SB630, while it says it’s not intended to save money through personnel cuts, exempts online courses from things like maximum teacher-pupil ratios.

It will allow a county school board or groups of school boards to offer “virtual instruction programs,” which provide “a full-time online or blended program of instruction for students enrolled in any composition of grades kindergarten through twelve.”

SB630 defines “blended” programs as those that at least partly include online learning and at least partly include education “in a supervised setting outside the home.”

It says minimum qualifications for faculty must adhere to a section of current state law.

To create a virtual program, a county school board will have to choose to create a policy that lays out how the program will work. A board may then “contract with virtual school providers.”

The legislation says students in the virtual programs must meet the same state testing requirements “as other students in the school district.” To receive a diploma, students must complete “the same coursework required of regular public school students” in the county.

Vetoed: House Bill 2589, which would’ve allowed home-school and private school students to attend public county school systems’ vocational education schools without being charged more than public school students.

The bill would’ve also implemented a middle school career and technical education initiative to the bill.

Signed: House Bill 3080, which will designate the week of Sept. 11 in West Virginia schools as “Celebrate Freedom Week” and require public and private school students to study America’s founding documents then.

The bill will not require students to actually learn about the Sept. 11 attacks, experts’ beliefs about the motivations of those attacks, motivations for continuing terrorist attacks, the modern history events preceding Sept. 11 or the attacks’ aftermath.

It also doesn’t specifically require students to learn about how the founding documents do or don’t relate to Sept. 11 or the events surrounding it.

It specifically says students must receive “appropriate instruction in each social studies class which … Uses the historical, political and social environments surrounding each document at the time of its initial passage or ratification” and “Uses the historical, political and social environments surrounding each document at the time of its initial passage or ratification.”

It also requires an “in-depth study of the intent, meaning and importance of the Declaration of Independence and the Constitution of the United States with an emphasis on the Bill of Rights.”

Signed: House Bill 2561, which senators said increases the flexibility in how county school boards can spend their state school aid formula funding.

Signed: House Bill 2702. Justice actually signed this bill Tuesday.
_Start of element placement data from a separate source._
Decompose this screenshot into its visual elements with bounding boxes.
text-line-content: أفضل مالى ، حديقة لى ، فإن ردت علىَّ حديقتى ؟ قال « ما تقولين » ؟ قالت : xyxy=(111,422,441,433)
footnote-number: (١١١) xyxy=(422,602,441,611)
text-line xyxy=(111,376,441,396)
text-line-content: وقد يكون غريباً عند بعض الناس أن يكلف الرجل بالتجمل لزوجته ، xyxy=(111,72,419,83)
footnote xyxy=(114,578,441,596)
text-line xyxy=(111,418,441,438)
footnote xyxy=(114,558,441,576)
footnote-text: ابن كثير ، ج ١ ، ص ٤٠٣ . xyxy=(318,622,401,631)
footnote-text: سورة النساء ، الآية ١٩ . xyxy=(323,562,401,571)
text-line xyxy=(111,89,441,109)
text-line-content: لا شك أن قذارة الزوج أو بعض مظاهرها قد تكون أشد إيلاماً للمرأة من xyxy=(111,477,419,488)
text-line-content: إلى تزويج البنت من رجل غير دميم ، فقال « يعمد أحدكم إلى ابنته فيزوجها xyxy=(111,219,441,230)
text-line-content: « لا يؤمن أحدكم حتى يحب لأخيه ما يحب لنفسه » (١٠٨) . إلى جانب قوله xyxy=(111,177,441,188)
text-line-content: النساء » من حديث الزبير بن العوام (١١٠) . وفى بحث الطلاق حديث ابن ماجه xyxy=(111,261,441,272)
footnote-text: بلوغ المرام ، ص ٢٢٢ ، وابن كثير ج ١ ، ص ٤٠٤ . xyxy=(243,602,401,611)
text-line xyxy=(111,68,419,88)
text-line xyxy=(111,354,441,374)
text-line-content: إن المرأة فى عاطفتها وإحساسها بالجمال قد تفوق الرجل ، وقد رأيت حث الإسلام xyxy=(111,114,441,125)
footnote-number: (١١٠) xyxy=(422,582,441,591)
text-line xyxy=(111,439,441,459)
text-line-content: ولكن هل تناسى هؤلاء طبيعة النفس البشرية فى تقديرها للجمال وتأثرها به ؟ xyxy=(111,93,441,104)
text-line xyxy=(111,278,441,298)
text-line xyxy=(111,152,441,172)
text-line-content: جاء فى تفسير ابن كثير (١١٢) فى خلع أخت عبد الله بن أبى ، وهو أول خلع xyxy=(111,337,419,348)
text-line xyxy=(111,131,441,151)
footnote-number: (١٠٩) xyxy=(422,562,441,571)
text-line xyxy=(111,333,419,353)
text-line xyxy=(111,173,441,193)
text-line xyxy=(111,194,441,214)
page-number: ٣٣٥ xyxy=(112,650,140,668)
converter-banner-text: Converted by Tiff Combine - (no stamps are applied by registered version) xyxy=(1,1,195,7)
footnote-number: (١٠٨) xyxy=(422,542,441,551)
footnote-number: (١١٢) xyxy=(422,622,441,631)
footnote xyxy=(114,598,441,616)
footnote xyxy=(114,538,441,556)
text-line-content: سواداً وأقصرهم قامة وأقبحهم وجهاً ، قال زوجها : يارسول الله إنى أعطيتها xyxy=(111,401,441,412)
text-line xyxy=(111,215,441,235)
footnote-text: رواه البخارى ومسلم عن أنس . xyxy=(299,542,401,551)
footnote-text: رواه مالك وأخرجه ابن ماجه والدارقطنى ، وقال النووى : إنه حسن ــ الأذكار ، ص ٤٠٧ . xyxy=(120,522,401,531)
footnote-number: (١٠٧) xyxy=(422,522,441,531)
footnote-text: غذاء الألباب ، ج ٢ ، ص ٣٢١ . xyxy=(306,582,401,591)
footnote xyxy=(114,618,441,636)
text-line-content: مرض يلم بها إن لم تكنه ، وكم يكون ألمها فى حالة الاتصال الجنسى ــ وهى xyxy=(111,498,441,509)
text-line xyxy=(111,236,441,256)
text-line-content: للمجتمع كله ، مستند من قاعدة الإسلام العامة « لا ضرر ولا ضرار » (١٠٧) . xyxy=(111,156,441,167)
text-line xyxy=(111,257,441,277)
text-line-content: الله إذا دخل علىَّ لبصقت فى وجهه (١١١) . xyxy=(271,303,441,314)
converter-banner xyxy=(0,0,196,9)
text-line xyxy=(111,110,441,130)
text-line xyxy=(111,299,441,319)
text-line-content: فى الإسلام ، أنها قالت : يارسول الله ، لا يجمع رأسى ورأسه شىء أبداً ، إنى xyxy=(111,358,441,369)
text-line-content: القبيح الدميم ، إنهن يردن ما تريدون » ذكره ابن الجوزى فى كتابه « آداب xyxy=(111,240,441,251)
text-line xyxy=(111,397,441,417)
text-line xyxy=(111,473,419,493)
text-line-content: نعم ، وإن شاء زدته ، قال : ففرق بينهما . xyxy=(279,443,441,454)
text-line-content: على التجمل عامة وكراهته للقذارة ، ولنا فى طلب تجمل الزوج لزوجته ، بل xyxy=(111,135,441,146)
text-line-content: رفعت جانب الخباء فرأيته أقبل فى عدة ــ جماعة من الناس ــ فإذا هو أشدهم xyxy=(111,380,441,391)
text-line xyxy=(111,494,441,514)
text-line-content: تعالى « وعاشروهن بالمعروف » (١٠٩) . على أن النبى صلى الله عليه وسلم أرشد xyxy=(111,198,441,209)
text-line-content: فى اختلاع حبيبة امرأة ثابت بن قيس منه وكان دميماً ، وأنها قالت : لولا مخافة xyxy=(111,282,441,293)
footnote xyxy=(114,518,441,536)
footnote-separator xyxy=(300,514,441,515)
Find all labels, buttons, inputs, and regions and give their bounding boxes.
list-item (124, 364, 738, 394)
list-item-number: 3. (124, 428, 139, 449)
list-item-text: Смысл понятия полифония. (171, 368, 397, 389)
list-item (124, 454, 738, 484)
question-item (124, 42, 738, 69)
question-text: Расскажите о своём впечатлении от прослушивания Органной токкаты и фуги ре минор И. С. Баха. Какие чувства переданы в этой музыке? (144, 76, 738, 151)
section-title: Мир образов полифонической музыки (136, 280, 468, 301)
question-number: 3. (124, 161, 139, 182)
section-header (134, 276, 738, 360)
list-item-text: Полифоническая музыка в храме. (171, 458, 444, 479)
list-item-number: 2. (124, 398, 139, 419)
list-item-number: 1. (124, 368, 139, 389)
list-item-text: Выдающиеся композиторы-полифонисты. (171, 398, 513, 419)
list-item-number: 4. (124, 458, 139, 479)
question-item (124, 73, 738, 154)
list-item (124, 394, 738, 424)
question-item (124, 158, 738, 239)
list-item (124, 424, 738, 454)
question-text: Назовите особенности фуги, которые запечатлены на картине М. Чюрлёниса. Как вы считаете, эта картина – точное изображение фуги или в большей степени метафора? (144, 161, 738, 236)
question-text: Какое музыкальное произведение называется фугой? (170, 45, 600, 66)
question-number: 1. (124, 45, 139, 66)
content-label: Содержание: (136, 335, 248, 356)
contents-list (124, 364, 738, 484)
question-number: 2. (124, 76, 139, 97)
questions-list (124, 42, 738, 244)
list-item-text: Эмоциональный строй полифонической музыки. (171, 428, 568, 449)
The bill will require, among other things, that for a student to receive an excused absence for a family member’s injury or illness, the student must provide “a reasonable explanation for why the student’s absence was necessary and caused by the illness or injury in the family.”

It says a “principal may request additional documentation including, but not limited to, a statement from a medical, osteopathic or chiropractic physician, physician’s assistant, or nurse practitioner confirming the existence of the family member’s illness or injury.”